Since 1980s, I have been studying the cultivation of epidermal tissue, which was developed in the laboratory by Prof. Howard Green at Harvard University in the United States. In 1985, I reported on the first use of the Green model of cultured epidermis in Japan, which was used in the treatment of severe burn injury. For the last quarter century, autologous and allogeneic cultured epidermis has been used in actual clinical practice for the treatment of nearly 600 cases, including burn injury, scarring, vitiligo, and birthmarks.
Special characteristics of autologous cultured epidermis are the ability to culture from a small epidermal structure to a large volume, and the ability to culture tissue from the patient's own cells, significantly reducing the risk of tissue rejection when it is transplanted to the person who originally provided the starting cells. On the other hand, when culturing the cells of the actual patient, there are individual differences in the ability of the patient's cells to proliferate and grow into viable tissue. We have found an excellent means to make up for these individual differences by using 3T3-J2 cells, which are a Green model of cultured epidermis.
In Japan, there are a very limited number of doctors who have actual experience using tissue engineered medical products. It is my hope that J-TEC will contribute to the creation of systems which will further spread the use of tissue engineered medical products. This can be done through active promotion of activities to enlighten others about this field, including providing information and training to doctors and medical institutions about cell extraction, the art of cell transplantation and the after-care of patients following a transplant, so that doctors can provide the best possible treatment for their patients.

Michele De Luca, M.D.

A world authority in the field of stratified epithelial stem-cell biology, Prof.De Luca was the first person in Europe to carry out the transplantation of cultured epithelial stem cells.
He is Professor of Biochemistry, Director of Center for Regenerative Medicine in the Department of Life Sciences, University of Modena and Reggio Emilia, Italy.

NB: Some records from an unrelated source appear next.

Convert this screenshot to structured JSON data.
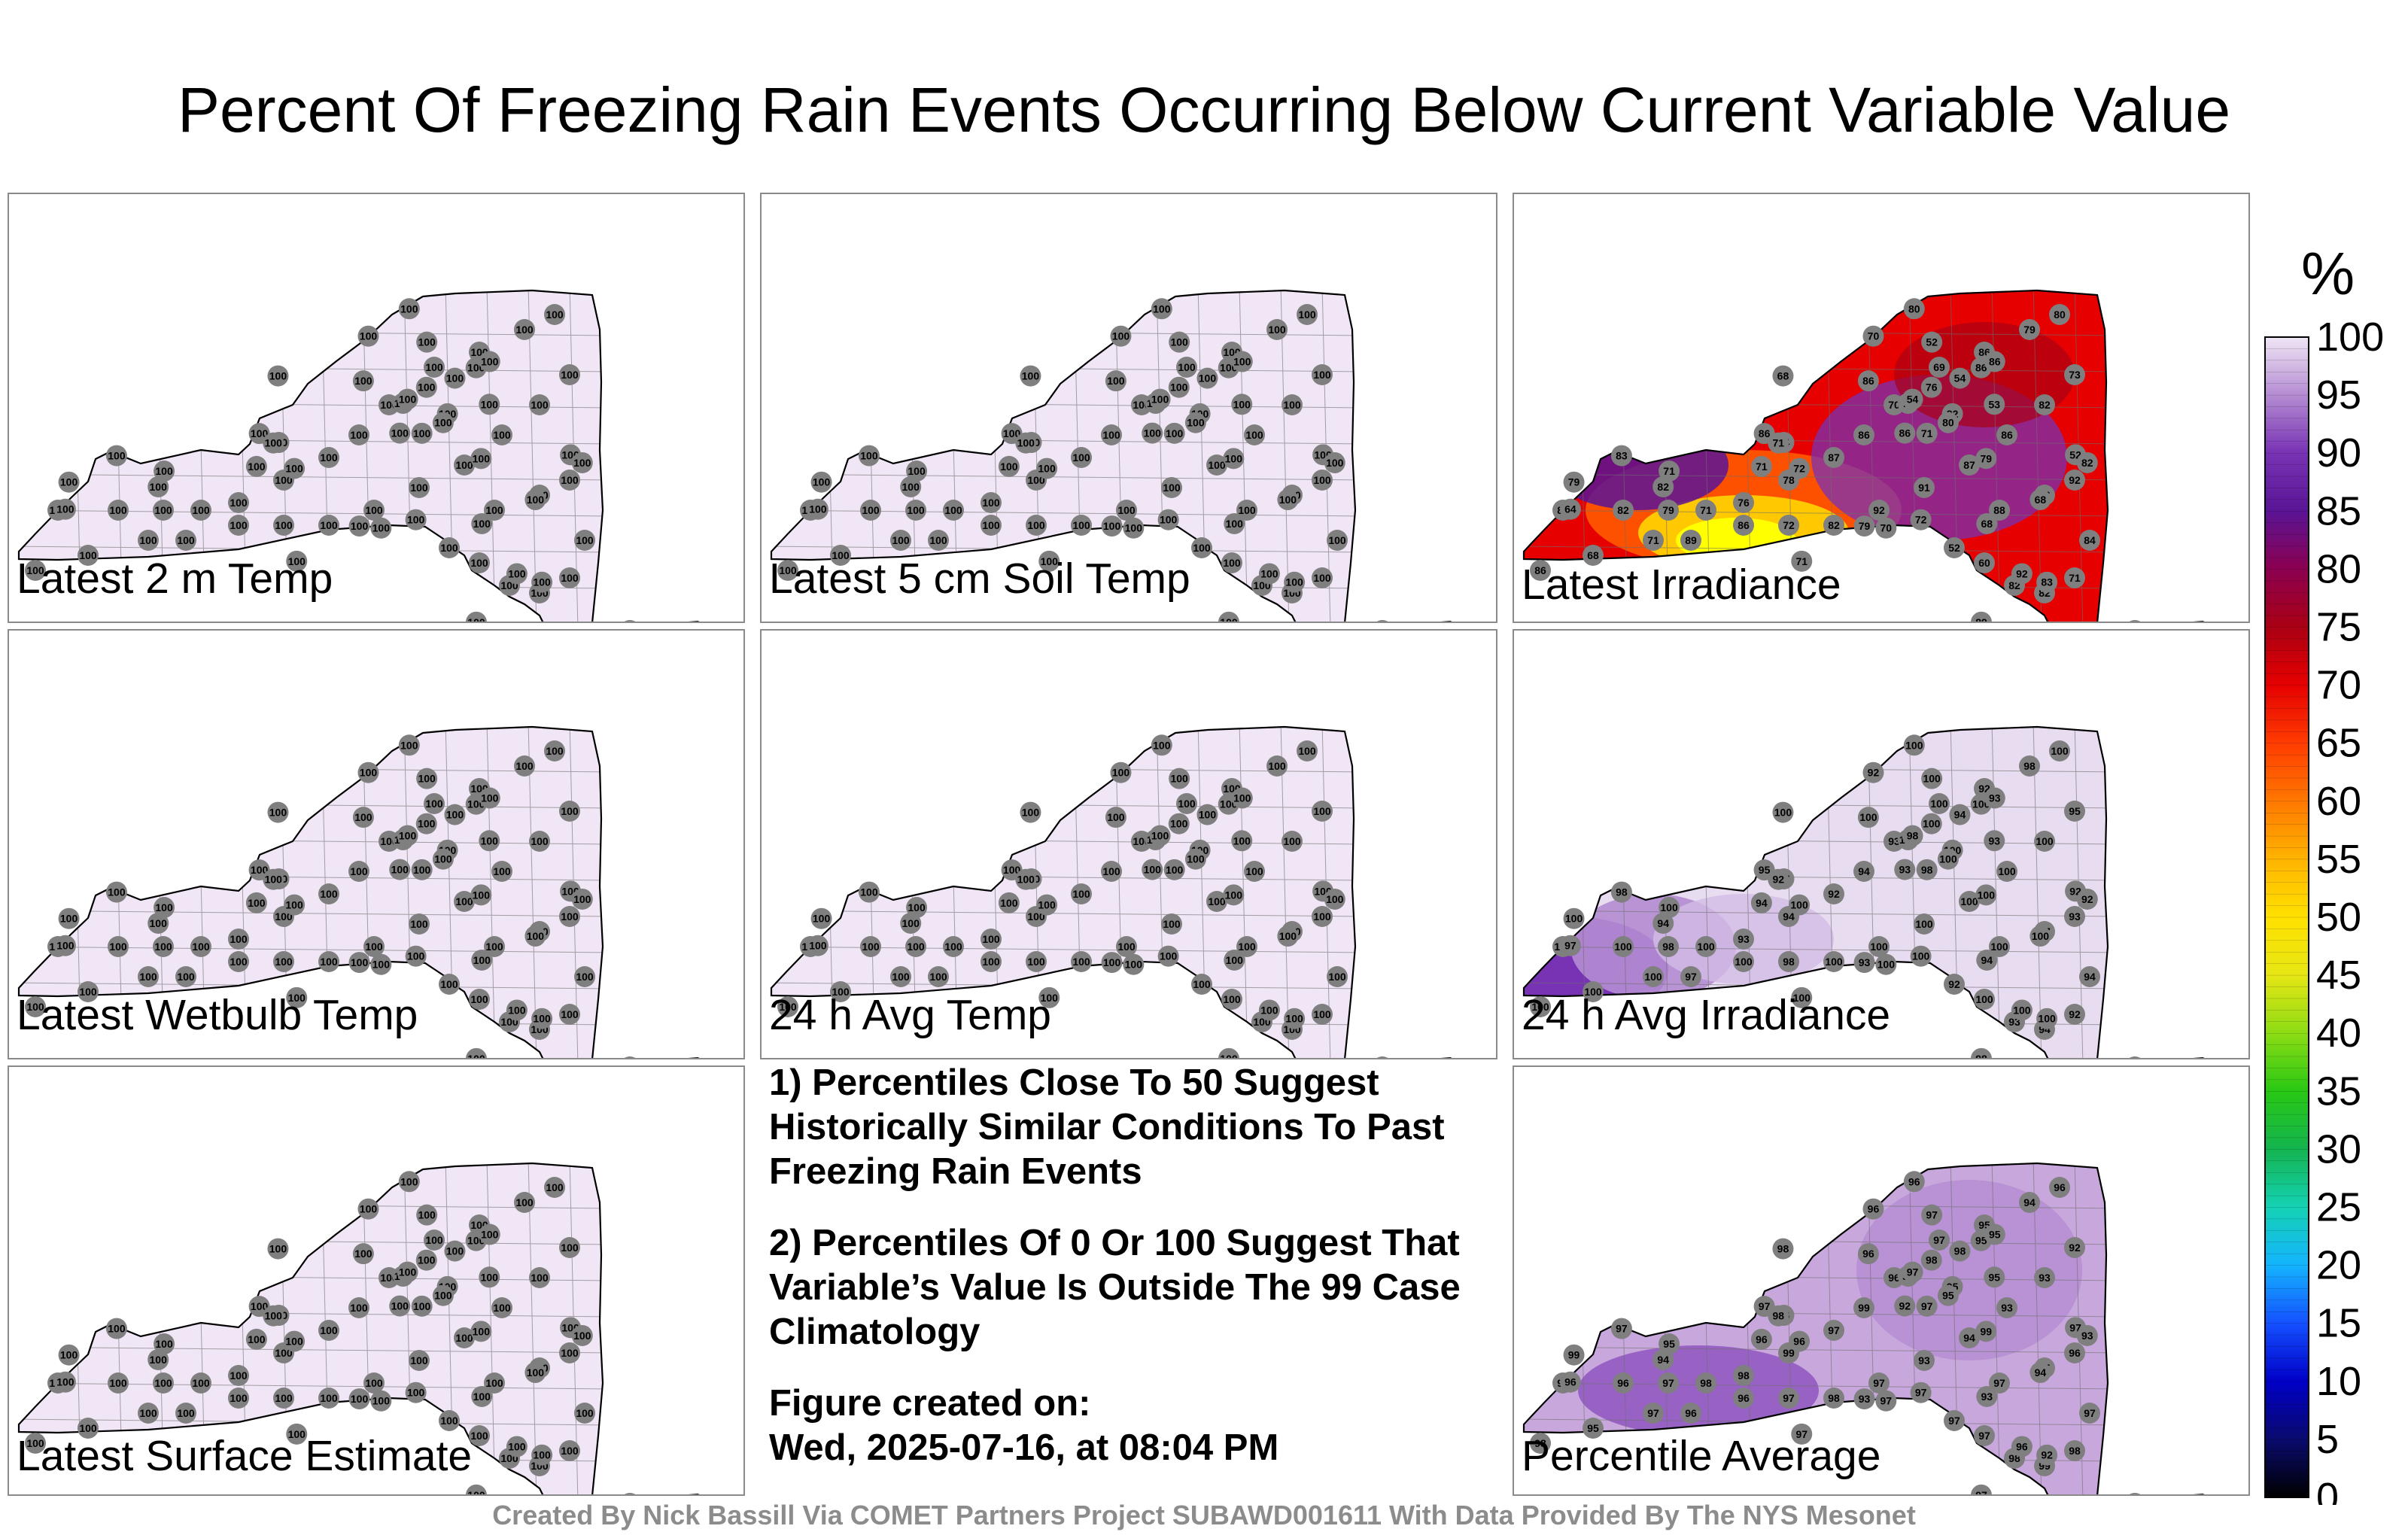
{
  "title": "Percent Of Freezing Rain Events Occurring Below Current Variable Value",
  "panels": [
    {
      "label": "Latest 2 m Temp",
      "mode": "uniform",
      "value": 100
    },
    {
      "label": "Latest 5 cm Soil Temp",
      "mode": "uniform",
      "value": 100
    },
    {
      "label": "Latest Irradiance",
      "mode": "irradiance"
    },
    {
      "label": "Latest Wetbulb Temp",
      "mode": "uniform",
      "value": 100
    },
    {
      "label": "24 h Avg Temp",
      "mode": "uniform",
      "value": 100
    },
    {
      "label": "24 h Avg Irradiance",
      "mode": "avgirr"
    },
    {
      "label": "Latest Surface Estimate",
      "mode": "uniform",
      "value": 100
    },
    {
      "label": "Percentile Average",
      "mode": "avg"
    }
  ],
  "notes": [
    "1) Percentiles Close To 50 Suggest Historically Similar Conditions To Past Freezing Rain Events",
    "2) Percentiles Of 0 Or 100 Suggest That Variable’s Value Is Outside The 99 Case Climatology",
    "Figure created on:",
    "Wed, 2025-07-16, at 08:04 PM"
  ],
  "colorbar": {
    "unit": "%",
    "min": 0,
    "max": 100,
    "ticks": [
      "100",
      "95",
      "90",
      "85",
      "80",
      "75",
      "70",
      "65",
      "60",
      "55",
      "50",
      "45",
      "40",
      "35",
      "30",
      "25",
      "20",
      "15",
      "10",
      "5",
      "0"
    ],
    "stops": [
      "#000000",
      "#0a0a6e",
      "#0000c8",
      "#1450ff",
      "#14b4ff",
      "#14d2b4",
      "#14b450",
      "#28c814",
      "#8cdc14",
      "#e6e614",
      "#ffe100",
      "#ffb400",
      "#ff7800",
      "#ff3c00",
      "#e60000",
      "#aa0014",
      "#8c0050",
      "#5a1496",
      "#7832b4",
      "#b48cd2",
      "#f0e6f5"
    ]
  },
  "station_values": {
    "irradiance": [
      "86",
      "68",
      "82",
      "82",
      "79",
      "71",
      "71",
      "89",
      "76",
      "78",
      "87",
      "86",
      "70",
      "69",
      "86",
      "79",
      "80",
      "73",
      "82",
      "86",
      "87",
      "91",
      "92",
      "82",
      "72",
      "86",
      "88",
      "86",
      "92",
      "84",
      "71",
      "82",
      "82",
      "60",
      "52",
      "54",
      "68",
      "80",
      "79",
      "72",
      "82",
      "86",
      "86",
      "92",
      "83",
      "80",
      "83",
      "84",
      "86",
      "71",
      "52",
      "54",
      "53",
      "52",
      "70",
      "71",
      "76",
      "86",
      "80",
      "68",
      "79",
      "70",
      "79",
      "72",
      "54",
      "71",
      "68",
      "64"
    ],
    "avgirr": [
      "100",
      "100",
      "100",
      "100",
      "98",
      "100",
      "100",
      "97",
      "93",
      "94",
      "92",
      "94",
      "93",
      "100",
      "92",
      "98",
      "100",
      "95",
      "100",
      "100"
    ],
    "avg": [
      "98",
      "95",
      "97",
      "96",
      "97",
      "98",
      "97",
      "96",
      "98",
      "99",
      "97",
      "99",
      "96",
      "97",
      "95",
      "94",
      "96",
      "92",
      "93",
      "93",
      "94",
      "93",
      "97",
      "98",
      "97",
      "96",
      "97",
      "95",
      "96",
      "97",
      "98",
      "99",
      "98",
      "97",
      "97",
      "96",
      "96",
      "97",
      "97",
      "97",
      "95",
      "95",
      "96",
      "96",
      "97",
      "95",
      "92",
      "96",
      "95",
      "96",
      "97"
    ]
  },
  "credit": "Created By Nick Bassill Via COMET Partners Project SUBAWD001611 With Data Provided By The NYS Mesonet"
}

I have been providing advices on overall quality control for J-TEC's autologous cultured epidermis and autologous cultured corneal epithelium.
New developments in the technology for managing stem cells mean regenerative medicine is a field with a highly promising future, destined to grow into a major branch of medicine. It will doubtless be an important substitute for organ transplants, although it will never entirely replace them.
Biotechnology companies such as J-TEC that are involved in both regenerative medicine and tissue engineering hold immense potential for growth. My research in collaboration with J-TEC on cultured epidermis that conserves stem cells and melanocytes has convinced me that the company's experienced and highly capable staff will be able to commercialize regenerative medicine successfully. J-TEC has an important role to play in regenerative medicine, both now and in future.